Ao regressar a casa depois dum dia chovoso e frio, roupas molhadas, enquanto pintara todo o dia numa rua o Inverno de Paris, comecei uma tosse que não parou mais. Diagnosticaram-me uma bronquite. Lutei contra ela, oscilei entre estados de espírito, entre sinais de esperança e de desencorajamento. Fui para Bourboule, no sul de França, para fazer tratamentos de águas e melhorei. Ao regressar a Paris, consultado um médico disse-me ele que durante o Inverno seguinte que se aproximava deveria partir para Itália.

3.

Parti para Roma. Não me sentia melhor. A Academia em Roma não me satisfez e tomei então a decisão de me juntar a outros artistas, sem mestre. A riqueza da vida das ruas, o encontro com os populares, as cores e a vivacidade dos olhares, a crueza da vida e da pobreza e a companhia de alguns artistas que encontrei mostraram-se mais fortes que a disciplina dos mestres.
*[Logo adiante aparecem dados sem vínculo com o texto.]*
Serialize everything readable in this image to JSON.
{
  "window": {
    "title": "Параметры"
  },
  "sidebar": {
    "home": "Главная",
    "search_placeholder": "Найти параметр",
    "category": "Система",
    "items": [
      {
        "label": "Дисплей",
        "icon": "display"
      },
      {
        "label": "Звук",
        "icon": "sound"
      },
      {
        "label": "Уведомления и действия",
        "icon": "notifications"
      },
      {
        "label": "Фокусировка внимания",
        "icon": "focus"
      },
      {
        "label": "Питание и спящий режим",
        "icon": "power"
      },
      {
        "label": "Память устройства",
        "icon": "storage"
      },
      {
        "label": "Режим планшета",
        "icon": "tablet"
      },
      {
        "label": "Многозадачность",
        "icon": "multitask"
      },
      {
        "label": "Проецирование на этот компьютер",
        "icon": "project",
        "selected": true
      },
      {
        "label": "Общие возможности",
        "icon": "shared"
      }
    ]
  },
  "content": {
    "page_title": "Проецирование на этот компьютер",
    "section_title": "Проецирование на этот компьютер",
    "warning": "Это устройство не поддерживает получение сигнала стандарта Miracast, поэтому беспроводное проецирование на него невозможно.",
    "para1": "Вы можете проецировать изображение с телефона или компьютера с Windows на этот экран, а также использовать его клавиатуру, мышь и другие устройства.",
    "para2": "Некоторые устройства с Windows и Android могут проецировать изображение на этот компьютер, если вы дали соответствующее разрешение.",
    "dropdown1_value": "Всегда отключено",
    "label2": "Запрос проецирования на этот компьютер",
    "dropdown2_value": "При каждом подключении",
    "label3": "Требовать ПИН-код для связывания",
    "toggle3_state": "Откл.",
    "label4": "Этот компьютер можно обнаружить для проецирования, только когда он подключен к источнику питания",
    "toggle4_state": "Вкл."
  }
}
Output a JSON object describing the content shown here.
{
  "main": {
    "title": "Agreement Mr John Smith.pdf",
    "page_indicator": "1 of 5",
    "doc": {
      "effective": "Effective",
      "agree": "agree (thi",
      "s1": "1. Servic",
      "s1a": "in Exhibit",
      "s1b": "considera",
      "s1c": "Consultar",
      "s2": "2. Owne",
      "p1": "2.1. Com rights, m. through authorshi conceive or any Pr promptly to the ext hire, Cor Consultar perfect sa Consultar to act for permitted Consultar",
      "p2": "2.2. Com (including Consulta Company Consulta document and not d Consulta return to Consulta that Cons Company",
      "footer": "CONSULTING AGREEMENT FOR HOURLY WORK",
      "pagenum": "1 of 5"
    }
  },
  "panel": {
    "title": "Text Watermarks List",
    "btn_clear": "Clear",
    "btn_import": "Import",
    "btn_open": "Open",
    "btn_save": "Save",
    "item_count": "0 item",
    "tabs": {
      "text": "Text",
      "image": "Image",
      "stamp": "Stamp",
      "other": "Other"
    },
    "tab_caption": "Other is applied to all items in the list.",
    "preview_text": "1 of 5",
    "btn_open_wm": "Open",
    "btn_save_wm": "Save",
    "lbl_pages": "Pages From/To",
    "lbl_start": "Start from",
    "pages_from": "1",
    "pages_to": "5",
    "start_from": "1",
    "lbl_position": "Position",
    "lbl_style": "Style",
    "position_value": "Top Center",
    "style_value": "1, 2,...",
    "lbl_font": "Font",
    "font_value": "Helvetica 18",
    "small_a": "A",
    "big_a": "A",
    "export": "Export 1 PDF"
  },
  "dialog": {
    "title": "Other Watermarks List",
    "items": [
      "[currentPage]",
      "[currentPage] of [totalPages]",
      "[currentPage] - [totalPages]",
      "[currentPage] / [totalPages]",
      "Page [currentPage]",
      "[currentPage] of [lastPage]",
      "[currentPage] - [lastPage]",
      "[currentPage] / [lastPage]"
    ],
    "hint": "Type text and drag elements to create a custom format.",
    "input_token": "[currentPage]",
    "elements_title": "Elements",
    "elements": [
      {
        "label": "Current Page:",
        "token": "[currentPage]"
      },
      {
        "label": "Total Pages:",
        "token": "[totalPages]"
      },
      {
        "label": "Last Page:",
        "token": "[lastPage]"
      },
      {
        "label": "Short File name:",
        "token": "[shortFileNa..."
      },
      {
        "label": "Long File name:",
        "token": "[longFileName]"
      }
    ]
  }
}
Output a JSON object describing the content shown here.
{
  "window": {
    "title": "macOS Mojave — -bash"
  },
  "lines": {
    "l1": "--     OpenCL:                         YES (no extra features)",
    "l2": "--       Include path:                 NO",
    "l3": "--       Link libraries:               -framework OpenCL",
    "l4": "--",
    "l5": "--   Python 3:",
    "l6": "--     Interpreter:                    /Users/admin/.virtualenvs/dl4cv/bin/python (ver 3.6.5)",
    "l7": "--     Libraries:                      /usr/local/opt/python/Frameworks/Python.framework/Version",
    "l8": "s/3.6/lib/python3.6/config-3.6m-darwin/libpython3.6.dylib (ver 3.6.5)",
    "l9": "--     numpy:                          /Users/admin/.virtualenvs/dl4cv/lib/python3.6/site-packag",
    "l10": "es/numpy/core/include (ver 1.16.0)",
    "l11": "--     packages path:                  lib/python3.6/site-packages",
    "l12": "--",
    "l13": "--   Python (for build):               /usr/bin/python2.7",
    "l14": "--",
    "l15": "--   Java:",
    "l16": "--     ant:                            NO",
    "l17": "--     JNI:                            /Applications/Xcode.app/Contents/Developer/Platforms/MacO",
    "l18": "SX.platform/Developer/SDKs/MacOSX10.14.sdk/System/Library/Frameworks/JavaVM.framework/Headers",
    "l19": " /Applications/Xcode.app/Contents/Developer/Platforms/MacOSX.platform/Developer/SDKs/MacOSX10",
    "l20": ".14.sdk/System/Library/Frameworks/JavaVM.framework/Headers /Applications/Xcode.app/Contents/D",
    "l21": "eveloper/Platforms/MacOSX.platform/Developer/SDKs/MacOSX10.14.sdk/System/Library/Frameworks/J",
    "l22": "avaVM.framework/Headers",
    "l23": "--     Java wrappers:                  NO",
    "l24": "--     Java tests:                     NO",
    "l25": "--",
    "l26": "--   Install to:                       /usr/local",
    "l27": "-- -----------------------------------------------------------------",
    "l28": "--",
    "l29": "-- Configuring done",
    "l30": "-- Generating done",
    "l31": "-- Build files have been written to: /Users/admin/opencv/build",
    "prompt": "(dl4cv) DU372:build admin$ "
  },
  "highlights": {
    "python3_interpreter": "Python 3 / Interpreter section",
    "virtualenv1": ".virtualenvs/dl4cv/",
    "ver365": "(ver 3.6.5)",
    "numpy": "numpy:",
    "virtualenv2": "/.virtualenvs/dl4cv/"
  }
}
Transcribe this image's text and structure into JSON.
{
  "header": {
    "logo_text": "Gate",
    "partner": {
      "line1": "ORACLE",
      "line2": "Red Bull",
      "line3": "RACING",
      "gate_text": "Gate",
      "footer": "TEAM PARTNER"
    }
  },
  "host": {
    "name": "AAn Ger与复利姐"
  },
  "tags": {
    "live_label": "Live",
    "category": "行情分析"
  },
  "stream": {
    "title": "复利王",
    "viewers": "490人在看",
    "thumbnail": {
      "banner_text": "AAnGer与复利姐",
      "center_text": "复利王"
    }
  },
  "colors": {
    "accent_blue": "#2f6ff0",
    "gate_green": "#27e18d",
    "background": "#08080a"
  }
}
E, assim, comecei a retratar aqueles rostos, as gentes andrajosas e as personalidades fortes das mulheres do povo. Nessa Itália cálida, desprendi-me das convenções através do olhar penetrante dos meus modelos, apanhados ao acaso entre as ruelas dos bairros mais pobres da Cidade Eterna. Foi sobretudo esse embrenhar-me na vida dessas pessoas, fora do espaço do atelier, embora esse contacto tenha justamente começado dentro de portas, com um jovem humilde que retratei num quadro a que  chamei "Esperando o Sucesso". Foi ele que me levou a espreitar melhor para o espaço da cidade, a encontrar nos becos e vielas os retratados dos meus quadros posteriores.

4.

As minhas pernas frágeis, impulsionadas mais pela vontade do que pelos pulmões vigorosos (essa tosse não me largava), levaram-me ainda mais para Sul. Cheguei a Nápoles. O fulgor da experiência, a imersão dos 5 sentidos na agitação duma cidade intensa em que a paixão acaba muitas vezes no puxar do punhal, chamavam-me a viver a pintura mais ainda e a conviver com outros artistas. Resolvemos então partir para Anacapri. Aí aprendi que a luz só pode ser compreendida pintando no exterior e o confronto entre o azul do mar, o verde da vegetação e aquela luz batendo nas casas exige que estejamos inebriados pelo cheiro da esteva e que nos esqueçamos que o tempo existe.

5.

Iniciei o regresso a casa. Fiz todo o caminho desde o sul da Itália, cheguei a Génova e daí parti de barco para Barcelona, Sevilha e todo o caminho até Vila Viçosa, local do meu nascimento. Seria uma despedida? Penso que sim. Em casa pintei ainda um ramo de flores e expirei. Tinha 25 anos. Os anos que vivi foram cheios. Tornei-me o pintor que queria?! A vida ensinou-me que os caminhos não são rectilíneos, mas fiz sempre o que mais amei. Amei a vida, amei a arte e a ela me entreguei. Por amor dela vivi, por amor dela morri. Respirei dela e expirei por ela.

Chamo-me Henrique Pousão e vivo agora entre as nuvens, o que sempre foi mais difícil de pintar, mas ainda não desisti de o tentar.